Debbie Redekop is constantly amazed by the amount and variety of garbage she finds.
debbie-clean-up
Debbie Redekop looks after a portion of Concession 2 by picking up garbage regularly.

Wearing an orange reflective vest and work gloves, and wielding a tool for picking up garbage, Debbie Redekop regularly tidies the ditches and easements around her home near the corner of York Road and Concession 2.

Unofficial caretakers of this stretch of the road, Redekop and her husband, Walt, who keeps the side of the road trim with his mower, have lived nearby for almost 40 years, and they are baffled by how much garbage this area accumulates.

Once, she said, “I found a big dead animal in a bag. Someone hid it behind the tree. I told the Humane Society.”

“During the pandemic,” she added, “someone was drinking a certain kind of wine. Every week they would throw empty wine bottles here.”

A beer can and vodka bottle, as well as numerous take-out containers, were on the side of the road waiting to be deposited into Redekop’s bright orange garbage bag.

In the past few years she and Walt have noticed that poison ivy was choking the trees near the small parking lot at the top of Concession 2. “If you drove by here a few years ago, this was totally all weeds,” she said, referring to both sides of the road.

“During the pandemic, my husband and I decided to clear this whole section so people can park and it’s not totally overgrown.”

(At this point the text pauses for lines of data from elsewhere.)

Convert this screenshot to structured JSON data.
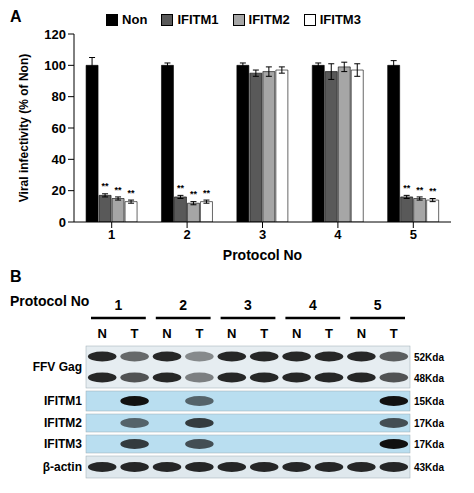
{
  "chart_data": {
    "type": "bar",
    "title": "A",
    "x_label": "Protocol No",
    "y_label": "Viral infectivity (% of Non)",
    "categories": [
      "1",
      "2",
      "3",
      "4",
      "5"
    ],
    "series": [
      {
        "name": "Non",
        "color": "#000000",
        "values": [
          100,
          100,
          100,
          100,
          100
        ],
        "errors": [
          5,
          1.5,
          1.5,
          1.5,
          3
        ]
      },
      {
        "name": "IFITM1",
        "color": "#595959",
        "values": [
          17,
          16,
          95,
          96,
          16
        ],
        "errors": [
          1,
          1,
          2,
          5,
          1
        ],
        "significance": [
          "**",
          "**",
          null,
          null,
          "**"
        ]
      },
      {
        "name": "IFITM2",
        "color": "#a6a6a6",
        "values": [
          15,
          12,
          96,
          99,
          15
        ],
        "errors": [
          1,
          1,
          3,
          3,
          1
        ],
        "significance": [
          "**",
          "**",
          null,
          null,
          "**"
        ]
      },
      {
        "name": "IFITM3",
        "color": "#ffffff",
        "values": [
          13,
          13,
          97,
          97,
          14
        ],
        "errors": [
          1,
          1,
          2,
          4,
          1
        ],
        "significance": [
          "**",
          "**",
          null,
          null,
          "**"
        ]
      }
    ],
    "ylim": [
      0,
      120
    ],
    "yticks": [
      0,
      20,
      40,
      60,
      80,
      100,
      120
    ],
    "grid": false,
    "legend": "top"
  },
  "blot": {
    "label": "B",
    "x_label": "Protocol No",
    "groups": [
      "1",
      "2",
      "3",
      "4",
      "5"
    ],
    "lanes": [
      "N",
      "T"
    ],
    "rows": [
      {
        "name": "FFV Gag",
        "bands": [
          {
            "size": "52Kda",
            "intensity": [
              0.9,
              0.6,
              0.9,
              0.45,
              0.9,
              0.9,
              0.9,
              0.9,
              0.9,
              0.65
            ]
          },
          {
            "size": "48Kda",
            "intensity": [
              0.9,
              0.7,
              0.9,
              0.5,
              0.9,
              0.9,
              0.9,
              0.9,
              0.9,
              0.7
            ]
          }
        ]
      },
      {
        "name": "IFITM1",
        "bands": [
          {
            "size": "15Kda",
            "intensity": [
              0,
              1,
              0,
              0.6,
              0,
              0,
              0,
              0,
              0,
              1
            ]
          }
        ]
      },
      {
        "name": "IFITM2",
        "bands": [
          {
            "size": "17Kda",
            "intensity": [
              0,
              0.6,
              0,
              0.8,
              0,
              0,
              0,
              0,
              0,
              0.7
            ]
          }
        ]
      },
      {
        "name": "IFITM3",
        "bands": [
          {
            "size": "17Kda",
            "intensity": [
              0,
              0.8,
              0,
              0.7,
              0,
              0,
              0,
              0,
              0,
              1
            ]
          }
        ]
      },
      {
        "name": "β-actin",
        "bands": [
          {
            "size": "43Kda",
            "intensity": [
              0.9,
              0.9,
              0.9,
              0.9,
              0.9,
              0.9,
              0.9,
              0.9,
              0.9,
              0.9
            ]
          }
        ]
      }
    ]
  }
}
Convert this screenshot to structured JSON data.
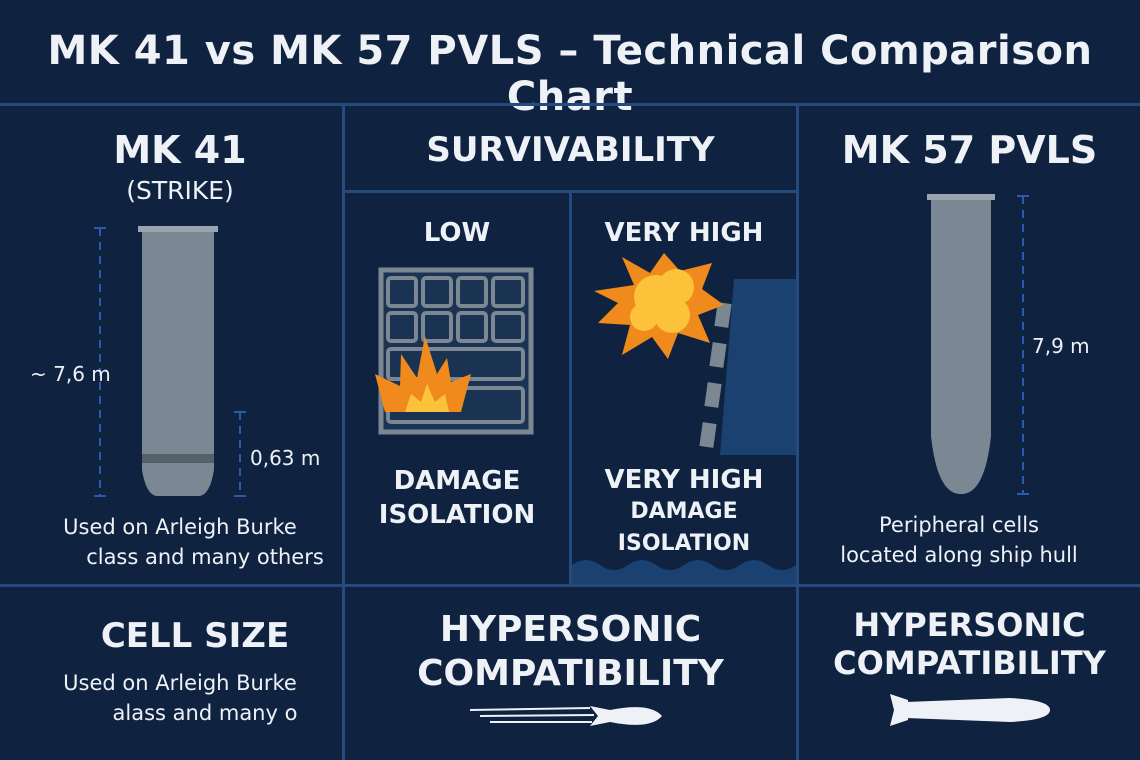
{
  "title": "MK 41 vs MK 57 PVLS – Technical Comparison Chart",
  "mk41": {
    "heading": "MK 41",
    "subheading": "(STRIKE)",
    "height_label": "~ 7,6 m",
    "width_label": "0,63 m",
    "caption_line1": "Used on Arleigh Burke",
    "caption_line2": "class and many others"
  },
  "survivability": {
    "heading": "SURVIVABILITY",
    "left": {
      "level": "LOW",
      "label_line1": "DAMAGE",
      "label_line2": "ISOLATION"
    },
    "right": {
      "level": "VERY HIGH",
      "label_line1": "VERY HIGH",
      "label_line2": "DAMAGE ISOLATION"
    }
  },
  "mk57": {
    "heading": "MK 57 PVLS",
    "height_label": "7,9 m",
    "caption_line1": "Peripheral cells",
    "caption_line2": "located along ship hull"
  },
  "bottom": {
    "cell_size": {
      "heading": "CELL SIZE",
      "caption_line1": "Used on Arleigh Burke",
      "caption_line2": "alass and many o"
    },
    "hypersonic_center": {
      "line1": "HYPERSONIC",
      "line2": "COMPATIBILITY"
    },
    "hypersonic_right": {
      "line1": "HYPERSONIC",
      "line2": "COMPATIBILITY"
    }
  },
  "colors": {
    "background": "#0f2341",
    "divider": "#244a7e",
    "canister": "#7b8793",
    "fire_orange": "#f08a1c",
    "fire_yellow": "#fcc23a",
    "ship_hull": "#1a4170"
  },
  "icons": [
    "fire-icon",
    "explosion-icon",
    "missile-icon",
    "rocket-icon"
  ]
}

The parking lot is often used by people hiking a Bruce Trail side trail that climbs the Niagara Escarpment.

On the day The Local spoke to Redekop, she had found a wallet with a driver’s licence, health card, credit cards and photos, wet, but still intact. She said she often finds ID and credit cards and tries her best to turn them in to someone who will track down the owners.

The Local reunited the wallet and its contents to its rightful owner by conducting a quick Facebook search. He said the wallet had been stolen out of his vehicle while he was working on York Road two weeks ago. Nearly $500 in cash was missing from the wallet, as well as a gold ring he kept to remember his deceased uncle.

Redekop grew up in Niagara-on-the-Lake, and her husband is “a Virgil boy,” she said, “so we figured we must just try to do our bit. If everyone would just clean up along the side of the roads by their house, what a difference it would make in this area.”